Theresa Rebeck’s ingenious, beautifully acted new play is about the seedy underbelly of stamp collecting.

Michael Aronov and Marin Ireland in Mauritius
(© Eric Antoniou)
Michael Aronov and Marin Ireland in Mauritius
(© Eric Antoniou)

Theresa Rebeck’s stints scripting for TV crime dramas such as Smith and Law & Order pay off big-time in her new play,
Mauritius, a gimlet-eyed look at the seedy underbelly of stamp collecting. Yes, philately — that innocent pastime beloved of geezers and geeks — isn’t as genteel as you may believe.

Summoning echoes of both Proof (damaged younger daughter resents the seemingly well-adjusted sibling who escaped the family maw) and American Buffalo (petty grifter tries to pull a con), Rebeck has crafted a caper that’s equally comic and captivating. She reveals just enough about her quintet of characters to keep you guessing as to their motives and capabilities, and leaves just enough questions unanswered to keep you mulling long after the curtain has fallen.

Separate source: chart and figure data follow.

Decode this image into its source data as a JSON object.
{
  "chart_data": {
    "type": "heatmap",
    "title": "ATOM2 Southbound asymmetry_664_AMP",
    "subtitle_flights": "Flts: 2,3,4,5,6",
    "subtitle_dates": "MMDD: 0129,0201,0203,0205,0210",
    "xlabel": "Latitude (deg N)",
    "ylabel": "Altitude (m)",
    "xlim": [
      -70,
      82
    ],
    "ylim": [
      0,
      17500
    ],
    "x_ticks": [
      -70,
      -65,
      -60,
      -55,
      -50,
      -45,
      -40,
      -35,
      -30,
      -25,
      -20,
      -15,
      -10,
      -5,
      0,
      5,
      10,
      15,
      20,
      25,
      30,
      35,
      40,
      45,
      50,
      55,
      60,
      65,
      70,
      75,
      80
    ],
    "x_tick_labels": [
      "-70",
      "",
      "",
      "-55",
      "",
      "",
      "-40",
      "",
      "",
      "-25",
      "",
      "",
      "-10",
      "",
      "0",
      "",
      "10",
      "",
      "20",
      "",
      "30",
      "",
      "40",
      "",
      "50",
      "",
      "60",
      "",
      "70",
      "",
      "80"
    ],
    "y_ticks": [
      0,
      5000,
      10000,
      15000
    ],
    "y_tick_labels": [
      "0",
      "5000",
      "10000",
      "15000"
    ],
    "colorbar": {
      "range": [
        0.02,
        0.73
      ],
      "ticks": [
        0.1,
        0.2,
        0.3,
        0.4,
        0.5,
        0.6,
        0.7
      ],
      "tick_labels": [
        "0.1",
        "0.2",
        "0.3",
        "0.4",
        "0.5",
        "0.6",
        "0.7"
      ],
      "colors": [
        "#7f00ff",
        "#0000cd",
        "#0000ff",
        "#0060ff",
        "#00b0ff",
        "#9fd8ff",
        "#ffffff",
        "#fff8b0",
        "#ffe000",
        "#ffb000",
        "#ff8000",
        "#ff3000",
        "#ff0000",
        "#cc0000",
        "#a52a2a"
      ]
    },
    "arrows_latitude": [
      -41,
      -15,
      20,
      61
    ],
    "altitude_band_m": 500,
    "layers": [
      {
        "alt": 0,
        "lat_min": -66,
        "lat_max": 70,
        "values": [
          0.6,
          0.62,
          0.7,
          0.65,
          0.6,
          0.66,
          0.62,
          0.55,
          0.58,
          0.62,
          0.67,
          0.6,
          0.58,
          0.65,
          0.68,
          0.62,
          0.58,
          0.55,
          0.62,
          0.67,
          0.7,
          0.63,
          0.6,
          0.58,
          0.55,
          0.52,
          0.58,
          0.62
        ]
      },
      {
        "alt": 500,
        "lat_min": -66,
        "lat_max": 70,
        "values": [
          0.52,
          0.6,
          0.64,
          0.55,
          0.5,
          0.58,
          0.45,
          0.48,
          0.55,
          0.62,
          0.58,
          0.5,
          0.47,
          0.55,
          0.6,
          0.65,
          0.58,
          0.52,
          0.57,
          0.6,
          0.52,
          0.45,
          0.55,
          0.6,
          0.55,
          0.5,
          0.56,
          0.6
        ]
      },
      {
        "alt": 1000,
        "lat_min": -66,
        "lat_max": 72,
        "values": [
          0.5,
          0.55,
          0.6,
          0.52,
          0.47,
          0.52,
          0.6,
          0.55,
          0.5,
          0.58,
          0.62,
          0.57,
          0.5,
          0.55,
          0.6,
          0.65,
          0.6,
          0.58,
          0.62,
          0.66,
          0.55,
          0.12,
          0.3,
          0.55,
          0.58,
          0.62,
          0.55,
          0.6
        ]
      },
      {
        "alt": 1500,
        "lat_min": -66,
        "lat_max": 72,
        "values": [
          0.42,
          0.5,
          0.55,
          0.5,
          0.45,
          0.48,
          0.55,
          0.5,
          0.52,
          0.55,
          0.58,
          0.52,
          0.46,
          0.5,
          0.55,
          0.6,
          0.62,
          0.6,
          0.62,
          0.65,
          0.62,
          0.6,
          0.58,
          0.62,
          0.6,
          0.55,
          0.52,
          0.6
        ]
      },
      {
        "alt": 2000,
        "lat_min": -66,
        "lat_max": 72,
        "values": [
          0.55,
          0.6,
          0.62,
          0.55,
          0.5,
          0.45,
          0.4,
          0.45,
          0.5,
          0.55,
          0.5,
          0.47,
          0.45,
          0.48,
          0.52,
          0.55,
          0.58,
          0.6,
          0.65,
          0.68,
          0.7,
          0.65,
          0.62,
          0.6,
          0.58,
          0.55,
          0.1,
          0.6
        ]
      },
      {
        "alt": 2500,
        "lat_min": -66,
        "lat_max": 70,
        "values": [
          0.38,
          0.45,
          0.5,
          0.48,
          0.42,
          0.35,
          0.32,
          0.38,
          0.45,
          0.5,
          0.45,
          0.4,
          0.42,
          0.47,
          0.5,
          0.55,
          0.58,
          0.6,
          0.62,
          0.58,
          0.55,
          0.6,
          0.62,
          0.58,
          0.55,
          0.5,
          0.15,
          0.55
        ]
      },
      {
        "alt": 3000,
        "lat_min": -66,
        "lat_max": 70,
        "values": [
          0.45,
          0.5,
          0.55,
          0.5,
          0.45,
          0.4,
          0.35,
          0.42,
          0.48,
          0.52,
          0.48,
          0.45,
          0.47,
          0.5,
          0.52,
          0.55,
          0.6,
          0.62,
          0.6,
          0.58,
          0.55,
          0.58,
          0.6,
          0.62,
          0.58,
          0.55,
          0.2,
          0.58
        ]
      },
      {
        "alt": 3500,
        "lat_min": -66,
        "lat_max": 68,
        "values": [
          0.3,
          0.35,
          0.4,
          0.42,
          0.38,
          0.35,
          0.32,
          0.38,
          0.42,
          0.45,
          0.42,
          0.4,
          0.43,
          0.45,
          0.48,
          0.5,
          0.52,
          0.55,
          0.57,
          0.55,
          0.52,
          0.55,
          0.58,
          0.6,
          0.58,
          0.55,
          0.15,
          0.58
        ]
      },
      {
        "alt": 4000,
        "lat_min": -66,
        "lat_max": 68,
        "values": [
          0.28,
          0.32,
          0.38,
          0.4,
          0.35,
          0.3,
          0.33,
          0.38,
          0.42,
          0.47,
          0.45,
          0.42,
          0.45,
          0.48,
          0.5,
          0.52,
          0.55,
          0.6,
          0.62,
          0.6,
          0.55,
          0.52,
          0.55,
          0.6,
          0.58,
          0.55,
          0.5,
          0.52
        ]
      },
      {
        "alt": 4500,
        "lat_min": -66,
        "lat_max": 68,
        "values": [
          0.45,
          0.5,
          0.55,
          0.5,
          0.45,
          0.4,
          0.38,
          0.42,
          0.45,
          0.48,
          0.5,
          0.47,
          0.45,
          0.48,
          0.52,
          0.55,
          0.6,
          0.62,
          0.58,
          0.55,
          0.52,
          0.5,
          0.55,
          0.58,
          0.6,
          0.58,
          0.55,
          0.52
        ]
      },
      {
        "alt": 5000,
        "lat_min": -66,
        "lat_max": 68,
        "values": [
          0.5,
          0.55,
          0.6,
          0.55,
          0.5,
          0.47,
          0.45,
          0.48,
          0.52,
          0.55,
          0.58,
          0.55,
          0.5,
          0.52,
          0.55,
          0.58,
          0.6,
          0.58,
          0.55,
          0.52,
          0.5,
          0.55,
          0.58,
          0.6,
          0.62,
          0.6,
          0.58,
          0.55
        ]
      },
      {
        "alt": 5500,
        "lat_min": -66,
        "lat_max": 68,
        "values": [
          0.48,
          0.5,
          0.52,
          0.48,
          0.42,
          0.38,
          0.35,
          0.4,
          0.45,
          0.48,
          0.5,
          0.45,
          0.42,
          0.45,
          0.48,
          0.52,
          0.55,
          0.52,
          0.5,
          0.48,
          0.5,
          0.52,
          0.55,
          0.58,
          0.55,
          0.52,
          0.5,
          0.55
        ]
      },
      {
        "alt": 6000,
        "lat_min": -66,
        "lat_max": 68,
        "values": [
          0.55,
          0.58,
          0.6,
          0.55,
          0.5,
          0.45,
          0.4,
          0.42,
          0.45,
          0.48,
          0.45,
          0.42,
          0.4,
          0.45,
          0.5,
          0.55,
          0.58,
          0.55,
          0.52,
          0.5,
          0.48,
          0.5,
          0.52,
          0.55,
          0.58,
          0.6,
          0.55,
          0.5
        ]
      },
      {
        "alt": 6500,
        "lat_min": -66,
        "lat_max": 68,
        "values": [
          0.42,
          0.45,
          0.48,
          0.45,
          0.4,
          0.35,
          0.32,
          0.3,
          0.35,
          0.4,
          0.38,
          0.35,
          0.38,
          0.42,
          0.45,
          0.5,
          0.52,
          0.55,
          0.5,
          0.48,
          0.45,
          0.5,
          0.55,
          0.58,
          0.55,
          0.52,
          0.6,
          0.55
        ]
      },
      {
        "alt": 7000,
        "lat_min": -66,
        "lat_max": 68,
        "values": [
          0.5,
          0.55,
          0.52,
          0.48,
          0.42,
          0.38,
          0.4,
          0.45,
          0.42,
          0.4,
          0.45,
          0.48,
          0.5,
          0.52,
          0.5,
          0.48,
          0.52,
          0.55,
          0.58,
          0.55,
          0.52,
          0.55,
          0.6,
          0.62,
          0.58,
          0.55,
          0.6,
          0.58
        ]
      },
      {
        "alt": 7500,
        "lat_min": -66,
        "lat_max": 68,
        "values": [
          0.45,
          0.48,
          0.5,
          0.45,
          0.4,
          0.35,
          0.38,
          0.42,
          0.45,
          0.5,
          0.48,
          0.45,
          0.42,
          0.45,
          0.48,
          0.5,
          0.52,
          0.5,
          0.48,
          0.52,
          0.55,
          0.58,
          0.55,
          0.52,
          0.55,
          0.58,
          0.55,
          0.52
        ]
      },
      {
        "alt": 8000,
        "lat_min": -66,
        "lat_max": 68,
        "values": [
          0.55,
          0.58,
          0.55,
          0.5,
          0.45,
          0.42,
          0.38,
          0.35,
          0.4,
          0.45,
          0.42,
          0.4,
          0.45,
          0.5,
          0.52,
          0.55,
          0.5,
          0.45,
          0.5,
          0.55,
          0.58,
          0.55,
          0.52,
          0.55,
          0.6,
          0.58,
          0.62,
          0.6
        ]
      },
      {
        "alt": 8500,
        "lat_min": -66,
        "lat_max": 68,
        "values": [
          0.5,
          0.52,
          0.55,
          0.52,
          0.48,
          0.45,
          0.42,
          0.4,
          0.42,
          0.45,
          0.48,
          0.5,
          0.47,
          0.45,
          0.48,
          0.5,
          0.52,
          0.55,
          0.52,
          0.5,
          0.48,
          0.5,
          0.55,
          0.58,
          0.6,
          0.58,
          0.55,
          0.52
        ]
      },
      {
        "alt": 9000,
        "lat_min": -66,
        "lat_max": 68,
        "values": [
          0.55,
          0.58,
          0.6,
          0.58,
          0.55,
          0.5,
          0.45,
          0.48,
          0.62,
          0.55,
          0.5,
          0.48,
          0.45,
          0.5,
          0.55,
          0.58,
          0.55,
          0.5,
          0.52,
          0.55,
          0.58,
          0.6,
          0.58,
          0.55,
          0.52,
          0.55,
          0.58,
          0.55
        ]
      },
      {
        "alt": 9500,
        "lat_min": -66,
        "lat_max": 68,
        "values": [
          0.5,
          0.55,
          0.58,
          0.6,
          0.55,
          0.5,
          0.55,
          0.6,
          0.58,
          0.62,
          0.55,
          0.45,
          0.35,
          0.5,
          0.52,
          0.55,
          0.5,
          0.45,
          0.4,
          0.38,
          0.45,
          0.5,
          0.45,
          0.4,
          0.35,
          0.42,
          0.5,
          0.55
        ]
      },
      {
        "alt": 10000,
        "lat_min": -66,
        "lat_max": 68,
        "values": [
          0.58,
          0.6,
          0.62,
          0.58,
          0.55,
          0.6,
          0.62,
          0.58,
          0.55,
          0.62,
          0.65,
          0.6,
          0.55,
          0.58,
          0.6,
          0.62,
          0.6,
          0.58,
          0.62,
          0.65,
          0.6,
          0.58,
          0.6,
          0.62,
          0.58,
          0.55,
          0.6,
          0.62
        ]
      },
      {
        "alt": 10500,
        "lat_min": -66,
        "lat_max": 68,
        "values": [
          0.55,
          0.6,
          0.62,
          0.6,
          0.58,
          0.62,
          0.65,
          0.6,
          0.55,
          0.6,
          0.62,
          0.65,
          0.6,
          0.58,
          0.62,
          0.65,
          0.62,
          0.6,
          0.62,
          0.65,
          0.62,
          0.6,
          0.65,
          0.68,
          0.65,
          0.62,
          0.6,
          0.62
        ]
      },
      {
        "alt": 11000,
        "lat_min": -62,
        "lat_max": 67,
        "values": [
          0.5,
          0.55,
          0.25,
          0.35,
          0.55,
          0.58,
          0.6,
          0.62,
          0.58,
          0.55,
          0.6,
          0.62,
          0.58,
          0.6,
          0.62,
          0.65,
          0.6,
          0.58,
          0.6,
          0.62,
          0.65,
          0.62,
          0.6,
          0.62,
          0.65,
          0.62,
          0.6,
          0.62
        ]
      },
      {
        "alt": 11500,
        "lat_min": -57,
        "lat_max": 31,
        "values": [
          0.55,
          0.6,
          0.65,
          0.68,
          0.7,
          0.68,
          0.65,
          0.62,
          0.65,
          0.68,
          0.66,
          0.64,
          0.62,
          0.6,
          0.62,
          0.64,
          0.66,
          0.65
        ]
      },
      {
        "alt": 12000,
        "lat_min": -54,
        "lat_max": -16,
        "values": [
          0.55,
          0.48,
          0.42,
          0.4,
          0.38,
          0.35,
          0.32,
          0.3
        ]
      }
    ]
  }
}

Rebeck is aided in the endeavor by a cast that is pure perfection. We meet Jackie (a volatile Marin Ireland) in the dusty offices of P&J Philatelic Co. (Eugene Lee’s tin-ceilinged set looks as if it had been lifted intact from a 1940s film noir.) Proprietor Philip (Robert Dorfman) refuses even to look at the album she has lugged in — at least, not without exacting a sizable fee. Of course, Jackie is hard up or she wouldn’t be there, an amateur “lamb” primed for the slaughter. Or so it seems.

In the face of Philip’s obduracy, office hanger-on Dennis (the antic Michael Aronov, playing a clumsy conniver with Lotharian leanings) offers his assistance. Is this a routine that the pair has worked out? If so, which pair? We’re never quite sure, but one thing is certain: The stakes are mega-high. If Jackie’s collection contains what it seems to, the haul could hover in the eight figures.

There’s just one hitch: It’s not actually Jackie’s collection. Her uptight half-sister Mary (Laura Latreille), who has returned to help clear out the family home after their mother’s death, claims the album for her own, since it was her grandfather — not Jackie’s — who amassed it. Latreille does a lovely job limning the hysteria that lurks at the edges of this prissy, superficially “together,” odd duck. As Mary alludes to the warnings of numerous friends that she should beware a “financial quagmire,” it’s difficult to picture just who these might be. It’s satisfying to see Mary finally flip out, revealing her true colors.

Jackie is a loner by circumstance, not choice, and her emotional territory is just as emotionally mine-riddled as Mary’s. Rebeck uneaeths a rich comic lode in the friction between the half-sisters, in Dennis’s efforts to play them off of each other, and in Jackie’s confrontation with Sterling (James Gale), a super-rich thug of a collector. With his Cockney accent and his air of ill-contained menace, Sterling is a figure out of Pinter — and, true to type, he turns genuinely scary.

The outcome that Rebeck wrests from this five-way tug of war is ingenious, a send-them-home-smiling 11th-hour coup. The play is a definite keeper, one that future casts are bound to have fun with; but the current ensemble is so ideal that you’d do well to catch this premiere.